Doug7070@lemmy.world 11 months ago
This is the crux of it. Should people expect actual unlimited data? Maybe not, if you’re tech savvy and understand matters on the backend, but also I’m fairly sure there’s a dramatically greater burden on Google for using the word “unlimited”. If they didn’t want to get stuck with paying the tab for the small number of extreme power users who actually use that unlimited data, then they shouldn’t have sold it as such in the first place. Either Google actually clearly discloses the limits of their product (no, not in the impossible to find fine print), or they accept that storing huge bulk data for a few accounts is the price they pay for having to actually deliver the product they advertised.
trafficnab@lemmy.ca 11 months ago
Yeah it’s definitely shitty if they really only give 7 days notice that your account is going from read-only to suspended and deleted, but after basically not paying your cloud storage bill for like 6 months this is a pretty predictable outcome
mammut@lemmy.world 11 months ago
mammut@lemmy.world 11 months ago
prime_number_314159@lemmy.world 11 months ago
They discontinued the unlimited storage plan, so he can’t still be paying for the unlimited storage. I’m not a big fan of Google’s “I’m not seeing a return yet, better kill this product” approach, but it has been their MO for a long time. I think by now everyone doing business with them knows who they are.

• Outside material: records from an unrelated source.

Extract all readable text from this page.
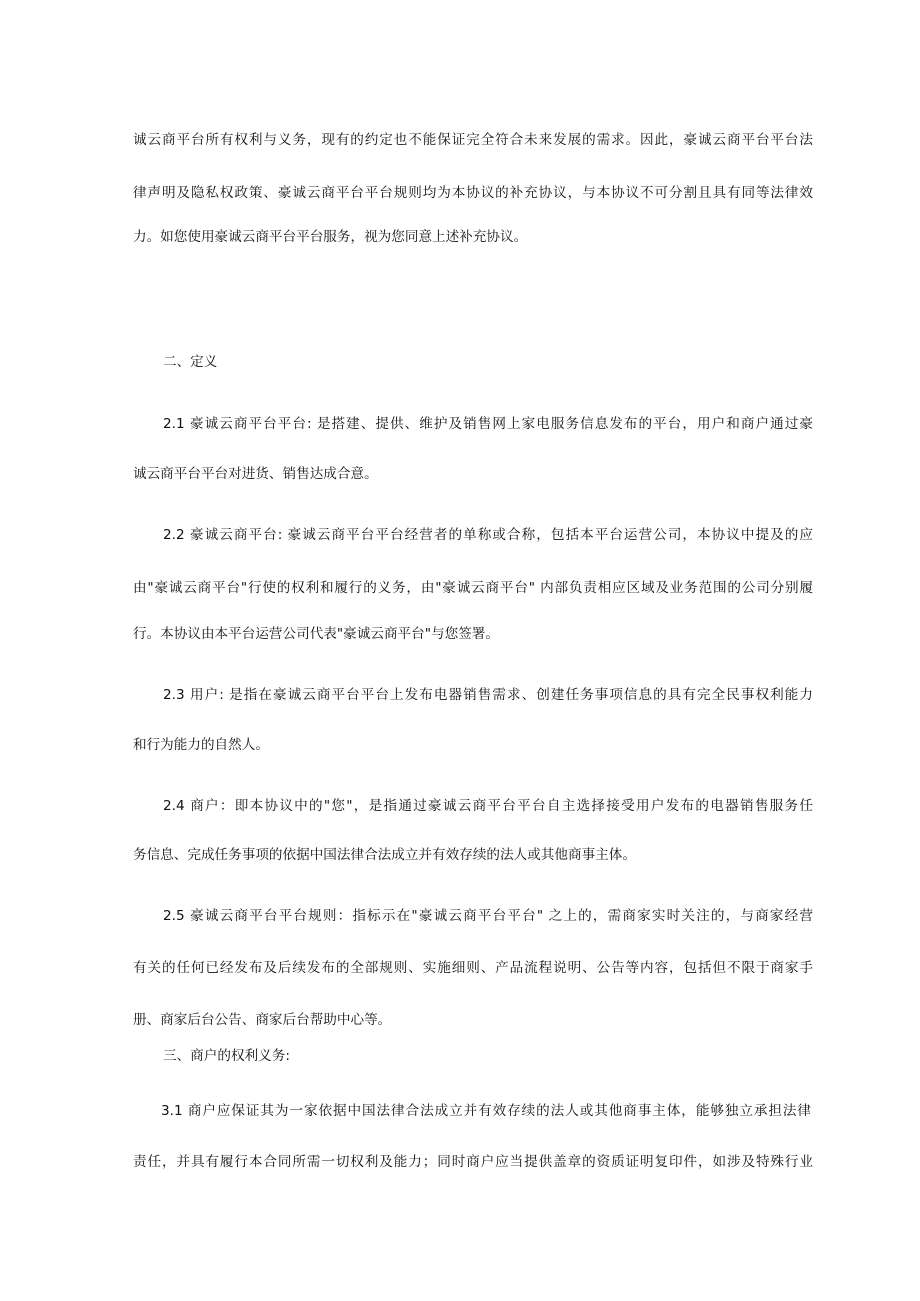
诚云商平台所有权利与义务，现有的约定也不能保证完全符合未来发展的需求。因此，豪诚云商平台平台法
律声明及隐私权政策、豪诚云商平台平台规则均为本协议的补充协议，与本协议不可分割且具有同等法律效
力。如您使用豪诚云商平台平台服务，视为您同意上述补充协议。
二、定义
2.1 豪诚云商平台平台: 是搭建、提供、维护及销售网上家电服务信息发布的平台，用户和商户通过豪
诚云商平台平台对进货、销售达成合意。
2.2 豪诚云商平台: 豪诚云商平台平台经营者的单称或合称，包括本平台运营公司，本协议中提及的应
由"豪诚云商平台"行使的权利和履行的义务，由"豪诚云商平台" 内部负责相应区域及业务范围的公司分别履
行。本协议由本平台运营公司代表"豪诚云商平台"与您签署。
2.3 用户: 是指在豪诚云商平台平台上发布电器销售需求、创建任务事项信息的具有完全民事权利能力
和行为能力的自然人。
2.4 商户：即本协议中的"您"，是指通过豪诚云商平台平台自主选择接受用户发布的电器销售服务任
务信息、完成任务事项的依据中国法律合法成立并有效存续的法人或其他商事主体。
2.5 豪诚云商平台平台规则：指标示在"豪诚云商平台平台" 之上的，需商家实时关注的，与商家经营
有关的任何已经发布及后续发布的全部规则、实施细则、产品流程说明、公告等内容，包括但不限于商家手
册、商家后台公告、商家后台帮助中心等。
三、商户的权利义务:
3.1 商户应保证其为一家依据中国法律合法成立并有效存续的法人或其他商事主体，能够独立承担法律
责任，并具有履行本合同所需一切权利及能力；同时商户应当提供盖章的资质证明复印件，如涉及特殊行业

pete_the_cat@lemmy.world 11 months ago
Exactly. People love to “cry foul” when Google does stuff like this but it’s completely unrealistic to think you can store 278 TB on Google’s server in perpetuity just because you’re giving them like $20-30/month (probably less, I had signed up for the Google for Business to get the unlimited storage as well, IIRC it was like $5-$10/month). It was known a while ago that people were abusing the hell out of this loophole to make huge cloud media servers.

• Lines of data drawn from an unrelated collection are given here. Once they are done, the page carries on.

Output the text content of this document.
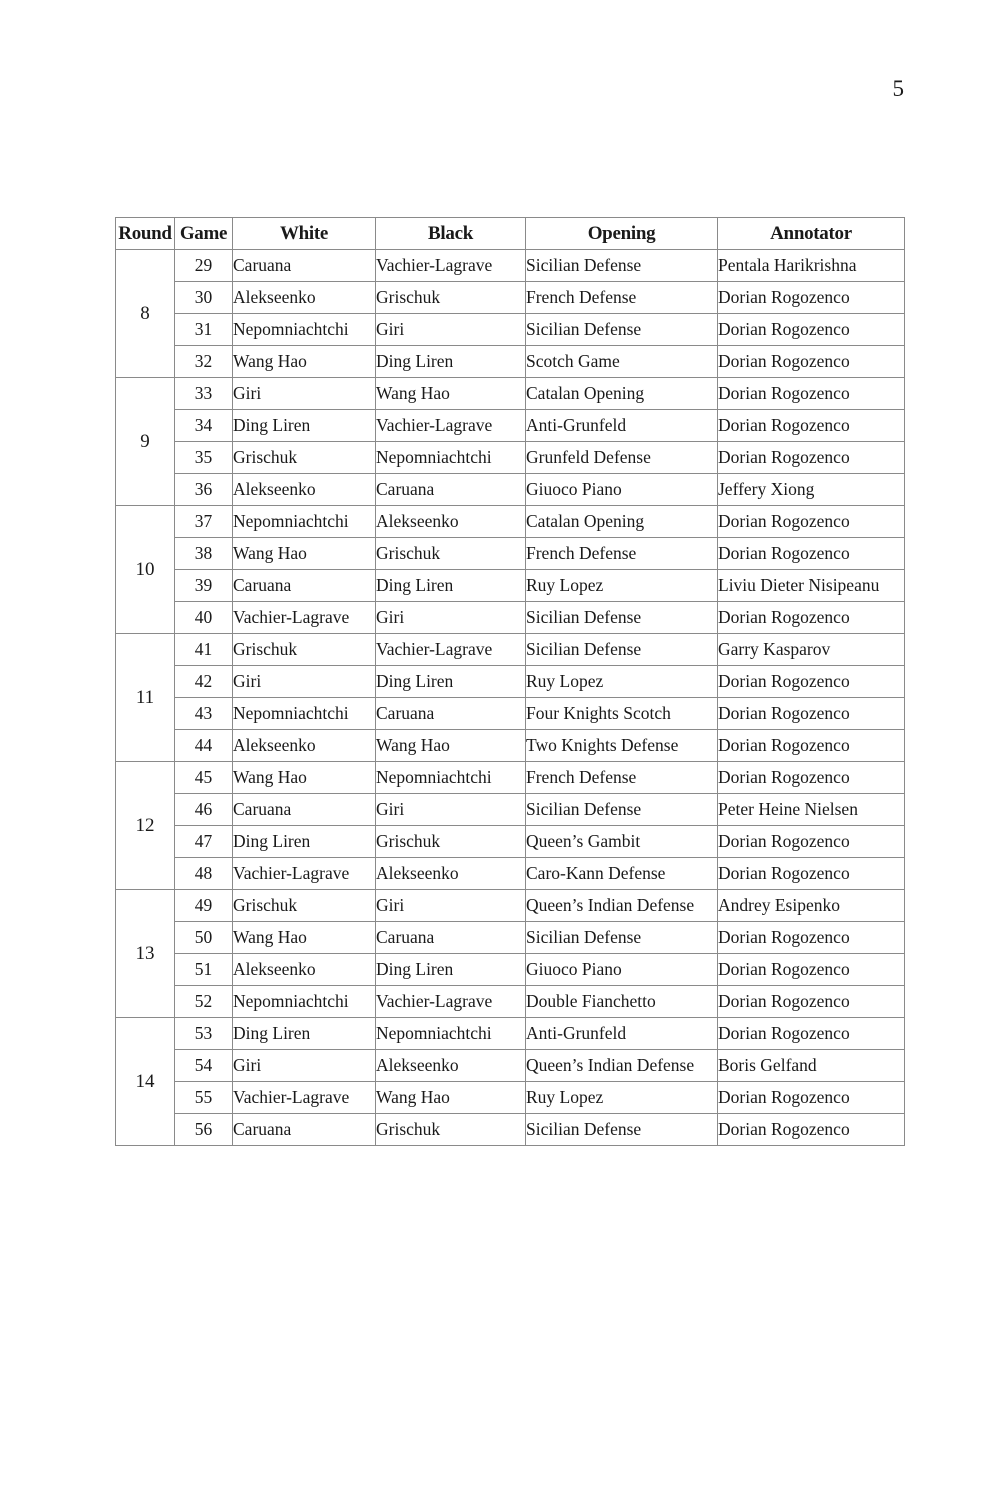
5
Round	Game	White	Black	Opening	Annotator
8	29	Caruana	Vachier-Lagrave	Sicilian Defense	Pentala Harikrishna
	30	Alekseenko	Grischuk	French Defense	Dorian Rogozenco
	31	Nepomniachtchi	Giri	Sicilian Defense	Dorian Rogozenco
	32	Wang Hao	Ding Liren	Scotch Game	Dorian Rogozenco
9	33	Giri	Wang Hao	Catalan Opening	Dorian Rogozenco
	34	Ding Liren	Vachier-Lagrave	Anti-Grunfeld	Dorian Rogozenco
	35	Grischuk	Nepomniachtchi	Grunfeld Defense	Dorian Rogozenco
	36	Alekseenko	Caruana	Giuoco Piano	Jeffery Xiong
10	37	Nepomniachtchi	Alekseenko	Catalan Opening	Dorian Rogozenco
	38	Wang Hao	Grischuk	French Defense	Dorian Rogozenco
	39	Caruana	Ding Liren	Ruy Lopez	Liviu Dieter Nisipeanu
	40	Vachier-Lagrave	Giri	Sicilian Defense	Dorian Rogozenco
11	41	Grischuk	Vachier-Lagrave	Sicilian Defense	Garry Kasparov
	42	Giri	Ding Liren	Ruy Lopez	Dorian Rogozenco
	43	Nepomniachtchi	Caruana	Four Knights Scotch	Dorian Rogozenco
	44	Alekseenko	Wang Hao	Two Knights Defense	Dorian Rogozenco
12	45	Wang Hao	Nepomniachtchi	French Defense	Dorian Rogozenco
	46	Caruana	Giri	Sicilian Defense	Peter Heine Nielsen
	47	Ding Liren	Grischuk	Queen’s Gambit	Dorian Rogozenco
	48	Vachier-Lagrave	Alekseenko	Caro-Kann Defense	Dorian Rogozenco
13	49	Grischuk	Giri	Queen’s Indian Defense	Andrey Esipenko
	50	Wang Hao	Caruana	Sicilian Defense	Dorian Rogozenco
	51	Alekseenko	Ding Liren	Giuoco Piano	Dorian Rogozenco
	52	Nepomniachtchi	Vachier-Lagrave	Double Fianchetto	Dorian Rogozenco
14	53	Ding Liren	Nepomniachtchi	Anti-Grunfeld	Dorian Rogozenco
	54	Giri	Alekseenko	Queen’s Indian Defense	Boris Gelfand
	55	Vachier-Lagrave	Wang Hao	Ruy Lopez	Dorian Rogozenco
	56	Caruana	Grischuk	Sicilian Defense	Dorian Rogozenco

He’s an idiot for saving “his life’s work” in one place that he doesn’t control. If he really cares about it that much he should have had cold-storage backups of it all. Once you get beyond like 10-20 TB it’s time to look into a home server or one put one in a CoLo. Granted, storing hundreds of TBs isn’t cheap (I had 187 TB in my server across like 20 drives), but it gives you peace of mind to know that you control access to it.
I have all my “important” stuff in Google drive even though I run my own media server with like 100 TBs but that’s because I tend to break stuff unintentionally or don’t want to have to worry about deleting it accidentally. All my important stuff amounts to 33 GB. That’s a drop in the ocean for Google. Most of that is also stored either on my server, the server I built for my parents, or pictures stored on Facebook.
trafficnab@lemmy.ca 11 months ago
To be fair to the guy, over the summer the FBI literally raided his home, took every single electronic device, and are (still?) refusing to give any of it back, so I’m willing to give him a pass if his home network infrastructure isn’t currently up to snuff
ArmokGoB@lemmy.dbzer0.com 11 months ago
He did pay for the service though. They just decided to stop charging him for it.
andthenthreemore@startrek.website 11 months ago
So, he paid for a period. Then the product was discontinued and they stopped charging him. So from then on, no he wasn’t paying. Google didn’t have to change it to read only, they could have just given notice and deleted it then.
Should they have made it clearer that the read only mode was a limited time thing and the data would be deleted at the end of that? Very probably.
time_lord@lemmy.world 11 months ago
Google didn’t tell him that they were going to delete the data until a week before. I think that’s the issue. It’s like when you tell someone a family member moved on, you need to use the word “die” or it’s open to interpretation. Google needed to straight up say that they were going to delete the data after 6 months, but they didn’t.
pineapplelover@lemm.ee 11 months ago
233TB. Damn, I thought that was GB until I reread it.